René Schneider MdL (Foto: Bettina Engel-Albustin / fotoagentur ruhr moers)

Kreis Wesel/Xanten. Erddeich statt Betonwand: Diese Alternative bietet sich nach Angaben des nordrhein-westfälischen Umweltministeriums beim Deichbau in Xanten-Birten nicht. Auf eine Kleine Anfrage des SPD-Landtagsabgeordneten René Schneider antwortet das Ministerium jetzt, dass es aus Platzgründen nicht möglich sei, einen Erddeich zwischen der B57 und dem Altrhein auf der Bislicher Insel zu errichten.

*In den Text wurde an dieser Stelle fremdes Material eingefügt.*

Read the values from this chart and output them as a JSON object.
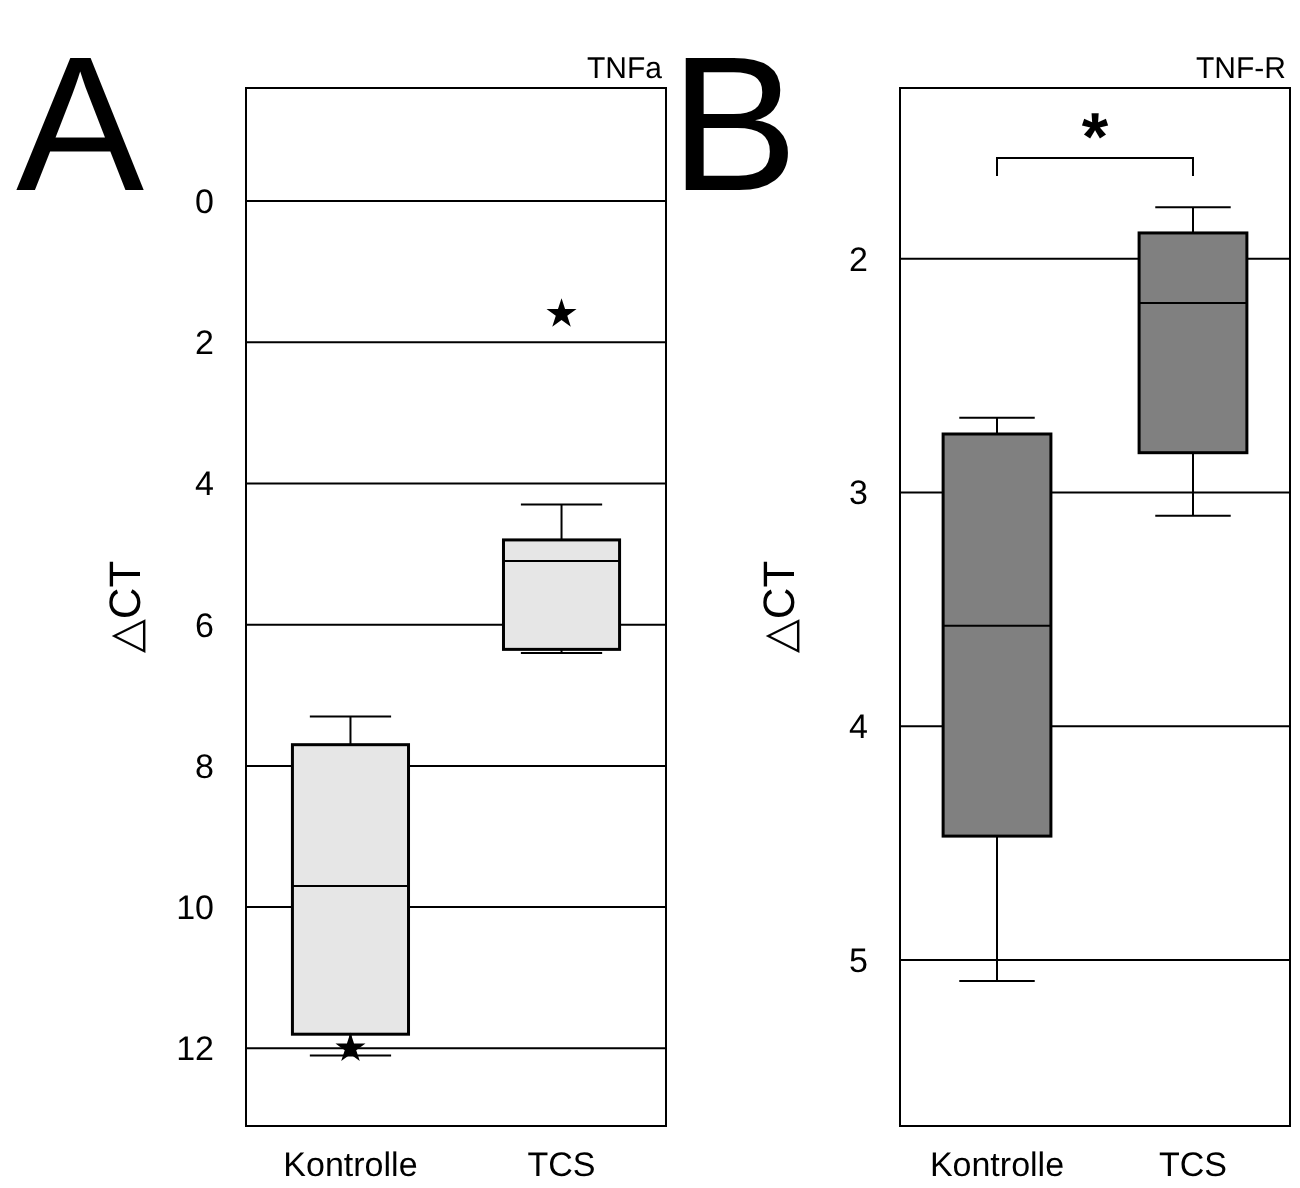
{
  "chart_data": [
    {
      "type": "box",
      "title": "TNFa",
      "ylabel": "△CT",
      "categories": [
        "Kontrolle",
        "TCS"
      ],
      "colors": [
        "#e6e6e6",
        "#e6e6e6"
      ],
      "ylim": [
        13.1,
        -1.6
      ],
      "yticks": [
        0,
        2,
        4,
        6,
        8,
        10,
        12
      ],
      "grid": "y",
      "marker": "star",
      "annotations": [
        "A"
      ],
      "boxes": [
        {
          "low": 7.3,
          "q1": 7.7,
          "median": 9.7,
          "q3": 11.8,
          "high": 12.1,
          "outliers": [
            12.0
          ]
        },
        {
          "low": 4.3,
          "q1": 4.8,
          "median": 5.1,
          "q3": 6.35,
          "high": 6.4,
          "outliers": [
            1.6
          ]
        }
      ]
    },
    {
      "type": "box",
      "title": "TNF-R",
      "ylabel": "△CT",
      "categories": [
        "Kontrolle",
        "TCS"
      ],
      "colors": [
        "#808080",
        "#808080"
      ],
      "ylim": [
        5.71,
        1.27
      ],
      "yticks": [
        2,
        3,
        4,
        5
      ],
      "grid": "y",
      "annotations": [
        "B",
        "*"
      ],
      "boxes": [
        {
          "low": 2.68,
          "q1": 2.75,
          "median": 3.57,
          "q3": 4.47,
          "high": 5.09
        },
        {
          "low": 1.78,
          "q1": 1.89,
          "median": 2.19,
          "q3": 2.83,
          "high": 3.1
        }
      ]
    }
  ]
}
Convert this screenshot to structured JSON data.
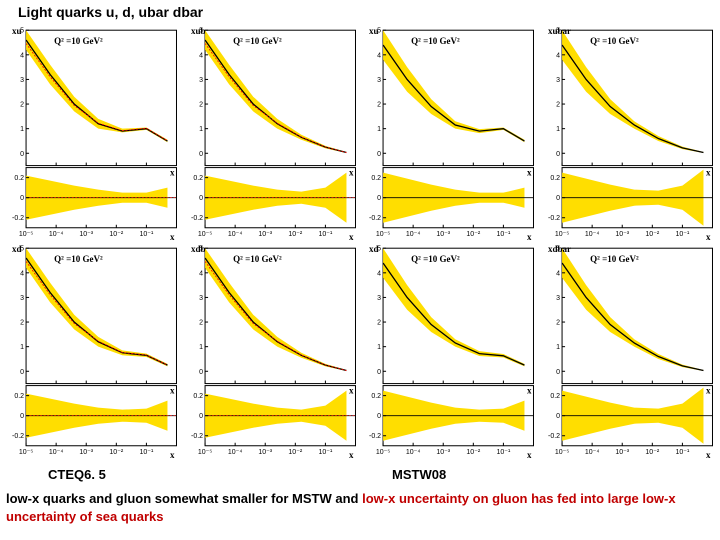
{
  "title": "Light quarks u, d, ubar dbar",
  "label_cteq": "CTEQ6. 5",
  "label_mstw": "MSTW08",
  "caption_parts": {
    "p1": " low-x quarks and gluon somewhat smaller for MSTW and ",
    "p2": "low-x uncertainty on gluon has fed into large low-x uncertainty of sea quarks"
  },
  "common": {
    "q2_label": "Q² =10 GeV²",
    "band_color": "#ffde00",
    "curve_color": "#000000",
    "red_color": "#ff0000",
    "axis_color": "#000000",
    "bg_color": "#ffffff",
    "x_ticks": [
      "10⁻⁵",
      "10⁻⁴",
      "10⁻³",
      "10⁻²",
      "10⁻¹"
    ],
    "x_label": "x",
    "main_ylim": [
      -0.5,
      5
    ],
    "main_yticks": [
      0,
      1,
      2,
      3,
      4,
      5
    ],
    "ratio_ylim": [
      -0.3,
      0.3
    ],
    "ratio_yticks": [
      -0.2,
      0,
      0.2
    ]
  },
  "panels": [
    {
      "ylabel": "xu",
      "central": [
        4.6,
        3.2,
        2.0,
        1.2,
        0.9,
        1.0,
        0.5
      ],
      "band_hi": [
        5.0,
        3.6,
        2.3,
        1.4,
        1.0,
        1.05,
        0.55
      ],
      "band_lo": [
        4.2,
        2.8,
        1.7,
        1.0,
        0.85,
        0.95,
        0.45
      ],
      "ratio_hi": [
        0.22,
        0.17,
        0.12,
        0.08,
        0.05,
        0.05,
        0.1
      ],
      "ratio_lo": [
        -0.22,
        -0.17,
        -0.12,
        -0.08,
        -0.05,
        -0.05,
        -0.1
      ],
      "has_red": true,
      "hump": true
    },
    {
      "ylabel": "xub",
      "central": [
        4.6,
        3.2,
        2.0,
        1.2,
        0.65,
        0.25,
        0.03
      ],
      "band_hi": [
        5.0,
        3.6,
        2.3,
        1.4,
        0.75,
        0.3,
        0.05
      ],
      "band_lo": [
        4.2,
        2.8,
        1.7,
        1.0,
        0.55,
        0.2,
        0.01
      ],
      "ratio_hi": [
        0.22,
        0.17,
        0.12,
        0.08,
        0.06,
        0.1,
        0.25
      ],
      "ratio_lo": [
        -0.22,
        -0.17,
        -0.12,
        -0.08,
        -0.06,
        -0.1,
        -0.25
      ],
      "has_red": true,
      "hump": false
    },
    {
      "ylabel": "xu",
      "central": [
        4.4,
        3.0,
        1.9,
        1.15,
        0.9,
        1.0,
        0.5
      ],
      "band_hi": [
        5.0,
        3.5,
        2.2,
        1.3,
        0.98,
        1.05,
        0.55
      ],
      "band_lo": [
        3.8,
        2.5,
        1.6,
        1.0,
        0.82,
        0.95,
        0.45
      ],
      "ratio_hi": [
        0.25,
        0.19,
        0.13,
        0.08,
        0.05,
        0.05,
        0.1
      ],
      "ratio_lo": [
        -0.25,
        -0.19,
        -0.13,
        -0.08,
        -0.05,
        -0.05,
        -0.1
      ],
      "has_red": false,
      "hump": true
    },
    {
      "ylabel": "xubar",
      "central": [
        4.4,
        3.0,
        1.9,
        1.15,
        0.6,
        0.22,
        0.03
      ],
      "band_hi": [
        5.0,
        3.5,
        2.2,
        1.3,
        0.7,
        0.27,
        0.05
      ],
      "band_lo": [
        3.8,
        2.5,
        1.6,
        1.0,
        0.5,
        0.17,
        0.01
      ],
      "ratio_hi": [
        0.25,
        0.19,
        0.13,
        0.08,
        0.07,
        0.12,
        0.28
      ],
      "ratio_lo": [
        -0.25,
        -0.19,
        -0.13,
        -0.08,
        -0.07,
        -0.12,
        -0.28
      ],
      "has_red": false,
      "hump": false
    },
    {
      "ylabel": "xd",
      "central": [
        4.6,
        3.2,
        2.0,
        1.2,
        0.75,
        0.65,
        0.25
      ],
      "band_hi": [
        5.0,
        3.6,
        2.3,
        1.4,
        0.85,
        0.72,
        0.3
      ],
      "band_lo": [
        4.2,
        2.8,
        1.7,
        1.0,
        0.65,
        0.58,
        0.2
      ],
      "ratio_hi": [
        0.22,
        0.17,
        0.12,
        0.08,
        0.06,
        0.07,
        0.15
      ],
      "ratio_lo": [
        -0.22,
        -0.17,
        -0.12,
        -0.08,
        -0.06,
        -0.07,
        -0.15
      ],
      "has_red": true,
      "hump": true
    },
    {
      "ylabel": "xdb",
      "central": [
        4.6,
        3.2,
        2.0,
        1.2,
        0.65,
        0.25,
        0.03
      ],
      "band_hi": [
        5.0,
        3.6,
        2.3,
        1.4,
        0.75,
        0.3,
        0.05
      ],
      "band_lo": [
        4.2,
        2.8,
        1.7,
        1.0,
        0.55,
        0.2,
        0.01
      ],
      "ratio_hi": [
        0.22,
        0.17,
        0.12,
        0.08,
        0.06,
        0.1,
        0.25
      ],
      "ratio_lo": [
        -0.22,
        -0.17,
        -0.12,
        -0.08,
        -0.06,
        -0.1,
        -0.25
      ],
      "has_red": true,
      "hump": false
    },
    {
      "ylabel": "xd",
      "central": [
        4.4,
        3.0,
        1.9,
        1.15,
        0.72,
        0.63,
        0.25
      ],
      "band_hi": [
        5.0,
        3.5,
        2.2,
        1.3,
        0.82,
        0.7,
        0.3
      ],
      "band_lo": [
        3.8,
        2.5,
        1.6,
        1.0,
        0.62,
        0.56,
        0.2
      ],
      "ratio_hi": [
        0.25,
        0.19,
        0.13,
        0.08,
        0.06,
        0.07,
        0.15
      ],
      "ratio_lo": [
        -0.25,
        -0.19,
        -0.13,
        -0.08,
        -0.06,
        -0.07,
        -0.15
      ],
      "has_red": false,
      "hump": true
    },
    {
      "ylabel": "xdbar",
      "central": [
        4.4,
        3.0,
        1.9,
        1.15,
        0.6,
        0.22,
        0.03
      ],
      "band_hi": [
        5.0,
        3.5,
        2.2,
        1.3,
        0.7,
        0.27,
        0.05
      ],
      "band_lo": [
        3.8,
        2.5,
        1.6,
        1.0,
        0.5,
        0.17,
        0.01
      ],
      "ratio_hi": [
        0.25,
        0.19,
        0.13,
        0.08,
        0.07,
        0.12,
        0.28
      ],
      "ratio_lo": [
        -0.25,
        -0.19,
        -0.13,
        -0.08,
        -0.07,
        -0.12,
        -0.28
      ],
      "has_red": false,
      "hump": false
    }
  ]
}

Zudem widerspricht die Behörde Darstellungen, wonach die Bezirksregierung dem Drei-Zonen-Deich eine Absage erteilt hätte, weil dadurch zu viel Retentionsraum in Richtung Rhein verloren ginge. „Eine pauschale technische Vorgabe zur Ausführung der Hochwasserschutzanlage, um maximalen Retentionsraum zu gewinnen, gibt es seitens der Genehmigungsbehörde nicht“, so Umweltminister Oliver Krischer in seiner Antwort an den hiesigen Landtagsabgeordneten.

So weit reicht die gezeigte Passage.